Intentaba pasar de largo por el exceso informativo originado por la muerte de la reina Elizabeth II del Reino Unido, pero una foto detuvo mi evasión del penúltimo acontecimiento mediático del siglo. El coche fúnebre que transportaba el féretro cubierto con un pendón atravesaba una calle de Edimburgo cuyas aceras estaban abarrotadas de personas que mantenían una extremidad superior extendida por encima de sus cabezas. Por un instante me vino a la mente la imagen de Hitler paseándose por una calle parecida de Múnich a coche descubierto, recibiendo el saludo fascista de la entusiasmada multitud a su führer. Pero, naturalmente, no era eso.
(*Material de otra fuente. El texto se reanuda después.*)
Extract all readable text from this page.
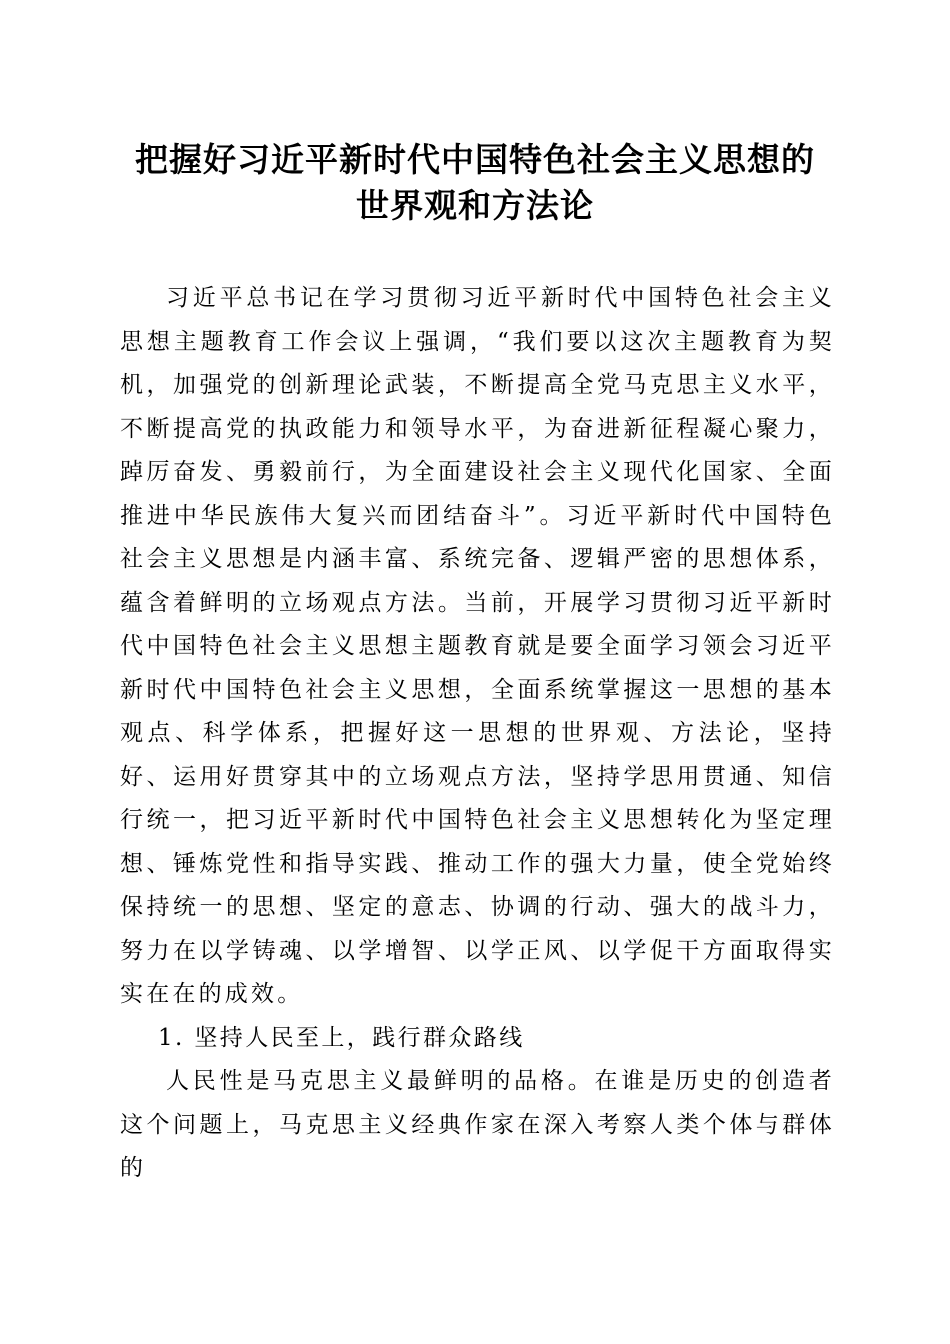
把握好习近平新时代中国特色社会主义思想的
世界观和方法论

习近平总书记在学习贯彻习近平新时代中国特色社会主义思想主题教育工作会议上强调，“我们要以这次主题教育为契机，加强党的创新理论武装，不断提高全党马克思主义水平，不断提高党的执政能力和领导水平，为奋进新征程凝心聚力，踔厉奋发、勇毅前行，为全面建设社会主义现代化国家、全面推进中华民族伟大复兴而团结奋斗”。习近平新时代中国特色社会主义思想是内涵丰富、系统完备、逻辑严密的思想体系，蕴含着鲜明的立场观点方法。当前，开展学习贯彻习近平新时代中国特色社会主义思想主题教育就是要全面学习领会习近平新时代中国特色社会主义思想，全面系统掌握这一思想的基本观点、科学体系，把握好这一思想的世界观、方法论，坚持好、运用好贯穿其中的立场观点方法，坚持学思用贯通、知信行统一，把习近平新时代中国特色社会主义思想转化为坚定理想、锤炼党性和指导实践、推动工作的强大力量，使全党始终保持统一的思想、坚定的意志、协调的行动、强大的战斗力，努力在以学铸魂、以学增智、以学正风、以学促干方面取得实实在在的成效。

1. 坚持人民至上，践行群众路线

人民性是马克思主义最鲜明的品格。在谁是历史的创造者这个问题上，马克思主义经典作家在深入考察人类个体与群体的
Lo que hacían aquellos millares de personas brazo en alto era sostener el móvil para inmortalizar el momento con una foto o un video. Se habían tirado horas de pie, apretujándose contra otros curiosos, esperando el instante en el que disparar la cámara de tropecientos megapíxeles para captar malamente una imagen. O sea, más pendientes de su esmarfón que del vehículo portador del cadáver de la reina, cuando podían haber seguido cómodamente el trayecto completo por las calles de la ciudad por la tele desde el sofá de su casa y sosteniendo una pinta de cerveza en la mano.
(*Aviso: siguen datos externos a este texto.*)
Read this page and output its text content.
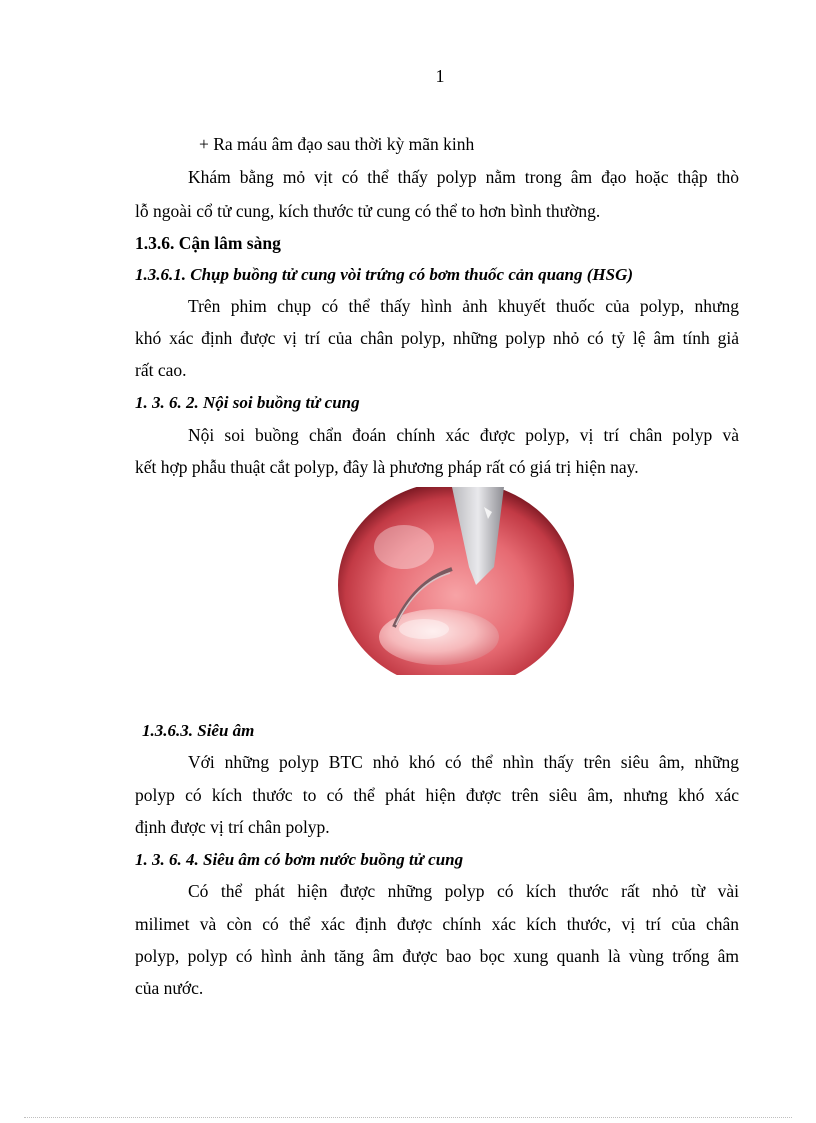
1
+ Ra máu âm đạo sau thời kỳ mãn kinh
Khám bằng mỏ vịt có thể thấy polyp nằm trong âm đạo hoặc thập thò
lỗ ngoài cổ tử cung, kích thước tử cung có thể to hơn bình thường.
1.3.6. Cận lâm sàng
1.3.6.1. Chụp buồng tử cung vòi trứng có bơm thuốc cản quang (HSG)
Trên phim chụp có thể thấy hình ảnh khuyết thuốc của polyp, nhưng
khó xác định được vị trí của chân polyp, những polyp nhỏ có tỷ lệ âm tính giả
rất cao.
1. 3. 6. 2. Nội soi buồng tử cung
Nội soi buồng chẩn đoán chính xác được polyp, vị trí chân polyp và
kết hợp phẫu thuật cắt polyp, đây là phương pháp rất có giá trị hiện nay.
1.3.6.3. Siêu âm
Với những polyp BTC nhỏ khó có thể nhìn thấy trên siêu âm, những
polyp có kích thước to có thể phát hiện được trên siêu âm, nhưng khó xác
định được vị trí chân polyp.
1. 3. 6. 4. Siêu âm có bơm nước buồng tử cung
Có thể phát hiện được những polyp có kích thước rất nhỏ từ vài
milimet và còn có thể xác định được chính xác kích thước, vị trí của chân
polyp, polyp có hình ảnh tăng âm được bao bọc xung quanh là vùng trống âm
của nước.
No recuerdo si ya conté aquí la historia del señor japonés detrás del que me tocó sentarme en la Arena de Verona durante una representación de Turandot de Puccini, Turandot. En principio, tener delante a un japonés en un teatro es una ventaja porque son bajitos y su cabeza no te obstaculiza la visión como si, por ejemplo, te toca la mala suerte de sentarte detrás de mi amigo Eduardo Aisa. Pero, nada más empezar el primer acto, el tipo empuñó su cámara y no paró de filmar hasta que terminó, y lo mismo durante el segundo, y el tercero. O sea, que no había viajado desde Japón para ver y escuchar una ópera, sino para grabarla malamente, sin prestar ninguna atención al escenario y toda al visor de su cámara, cuyo brillo molestaba además a sus vecinos de localidad.
Antes, cuando explotaba un ático, o se estrellaba un coche contra una farola, o un titiritero actuaba en la calle, o desfilaba una procesión, los curiosos se agolpaban para mirar. Ahora, en cambio, los antiguos mirones y hoy grabones sacan el móvil (si no lo llevaban ya en la mano, como un apéndice más de su anatomía) y empiezan a filmar o a fotografiar sin ton ni son, como si hubiesen perdido la capacidad de observar directamente algo y de grabar las imágenes en su memoria y no en la del dichoso móvil. Ahora hay que captarlo y guardarlo todo, por insustancial que sea, para no verlo nunca más y acabar borrándolo cuando la memoria del móvil tampoco dé para más. Ya no sabemos mirar. Solo grabar.